🤖 AI Summary
Existing deep learning system testing methods struggle to generate high-fidelity, controllable, and realistic failure-inducing test cases in scenarios lacking labeled failure data. To address this challenge, this work proposes HyNeA, a novel approach that introduces hypernetworks into diffusion models to enable instance-level control for targeted test case generation—without requiring fine-tuning or explicit conditioning mechanisms. By decoupling the generation process from reliance on annotated failure examples, HyNeA significantly enhances both the controllability and diversity of generated test cases while preserving high realism. Moreover, it achieves these advantages at a substantially lower computational cost compared to conventional search-based strategies.
📝 Abstract
The increasing deployment of deep learning systems requires systematic evaluation of their reliability in real-world scenarios. Traditional gradient-based adversarial attacks introduce small perturbations that rarely correspond to realistic failures and mainly assess robustness rather than functional behavior. Generative test generation methods offer an alternative but are often limited to simple datasets or constrained input domains. Although diffusion models enable high-fidelity image synthesis, their computational cost and limited controllability restrict their applicability to large-scale testing. We present HyNeA, a generative testing method that enables direct and efficient control over diffusion-based generation.
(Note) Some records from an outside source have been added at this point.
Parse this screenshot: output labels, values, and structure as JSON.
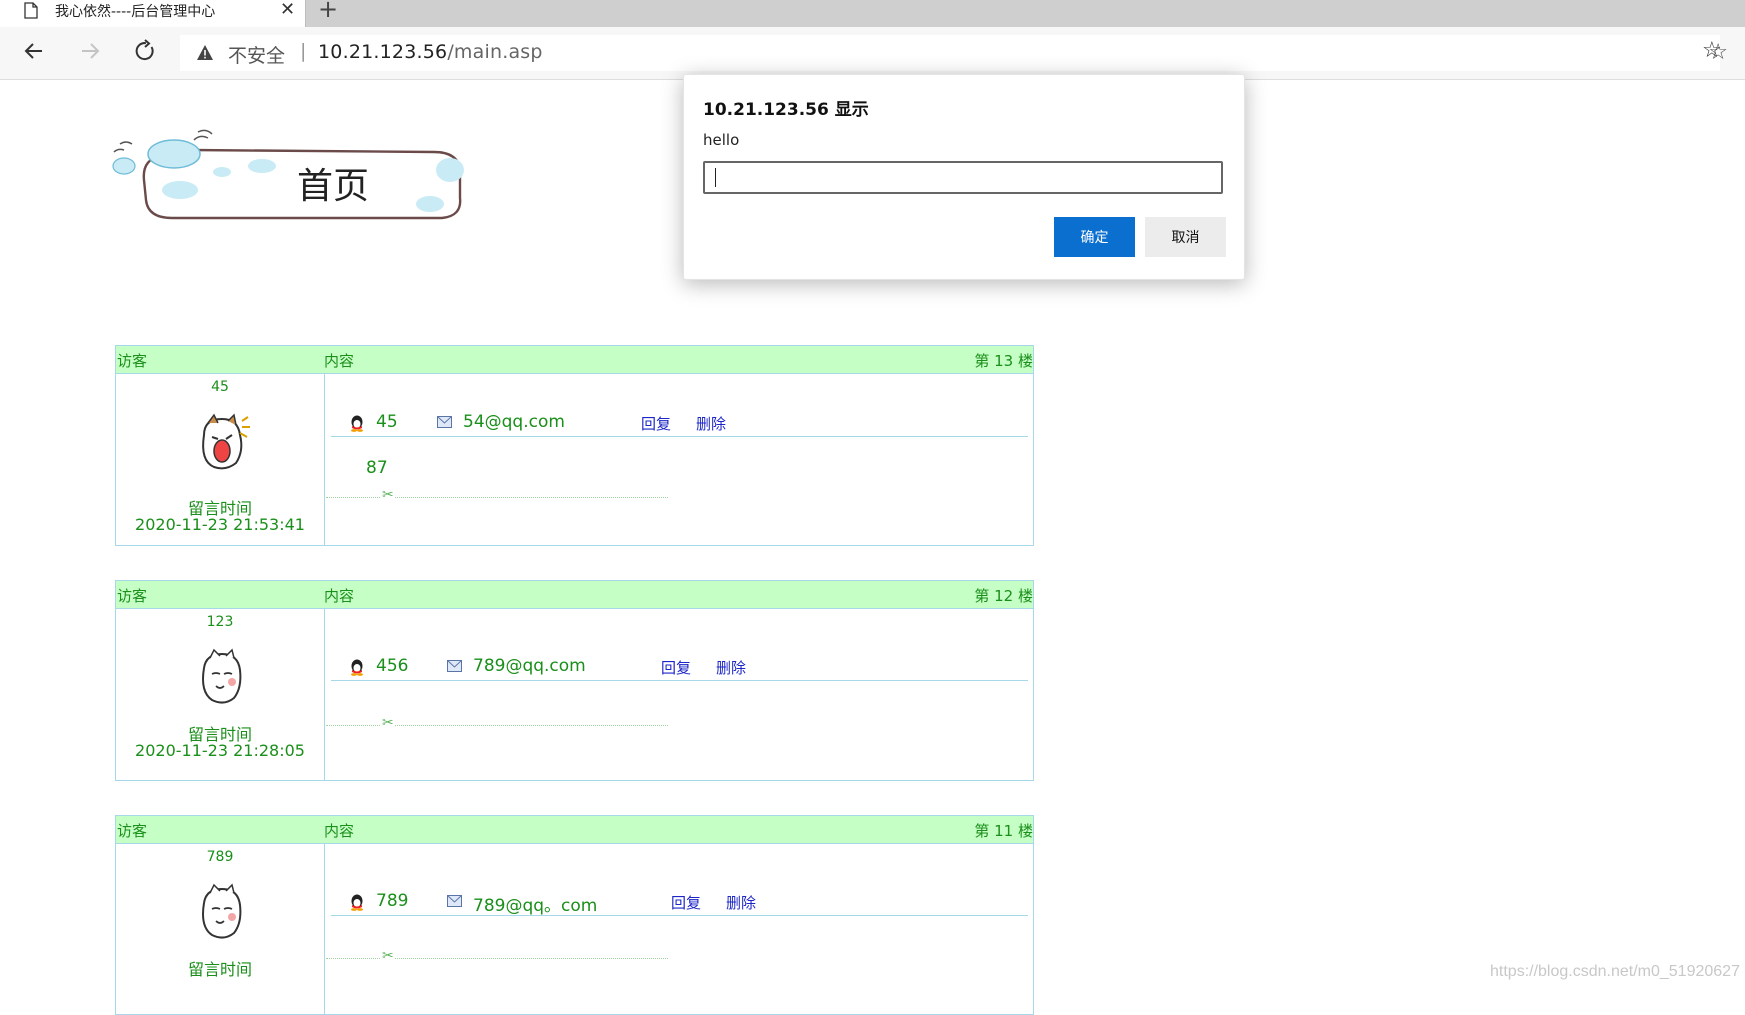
{
  "browser": {
    "tab_title": "我心依然----后台管理中心",
    "tab_close": "✕",
    "new_tab": "+",
    "insecure_label": "不安全",
    "url_separator": "|",
    "url_host": "10.21.123.56",
    "url_path": "/main.asp"
  },
  "banner": {
    "text": "首页"
  },
  "table_headers": {
    "visitor": "访客",
    "content": "内容"
  },
  "messages": [
    {
      "floor": "第 13 楼",
      "visitor_name": "45",
      "qq": "45",
      "email": "54@qq.com",
      "reply": "回复",
      "delete": "删除",
      "body": "87",
      "time_label": "留言时间",
      "time": "2020-11-23 21:53:41"
    },
    {
      "floor": "第 12 楼",
      "visitor_name": "123",
      "qq": "456",
      "email": "789@qq.com",
      "reply": "回复",
      "delete": "删除",
      "body": "",
      "time_label": "留言时间",
      "time": "2020-11-23 21:28:05"
    },
    {
      "floor": "第 11 楼",
      "visitor_name": "789",
      "qq": "789",
      "email": "789@qq。com",
      "reply": "回复",
      "delete": "删除",
      "body": "",
      "time_label": "留言时间",
      "time": ""
    }
  ],
  "dialog": {
    "title": "10.21.123.56 显示",
    "message": "hello",
    "input_value": "",
    "ok_label": "确定",
    "cancel_label": "取消"
  },
  "watermark": "https://blog.csdn.net/m0_51920627",
  "colors": {
    "header_bg": "#c6ffc6",
    "green_text": "#1a8f1a",
    "link_blue": "#1d26c8",
    "border_blue": "#a6d8ea",
    "ok_button": "#0a6fcf"
  }
}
HyNeA provides dataset-free controllability through hypernetworks, allowing targeted manipulation of the generative process without relying on architecture-specific conditioning mechanisms or dataset-driven adaptations such as fine-tuning. HyNeA employs a distinct training strategy that supports instance-level tuning to identify failure-inducing test cases without requiring datasets that explicitly contain examples of similar failures. This approach enables the targeted generation of realistic failure cases at substantially lower computational cost than search-based methods. Experimental results show that HyNeA improves controllability and test diversity compared to existing generative test generators and generalizes to domains where failure-labeled training data is unavailable.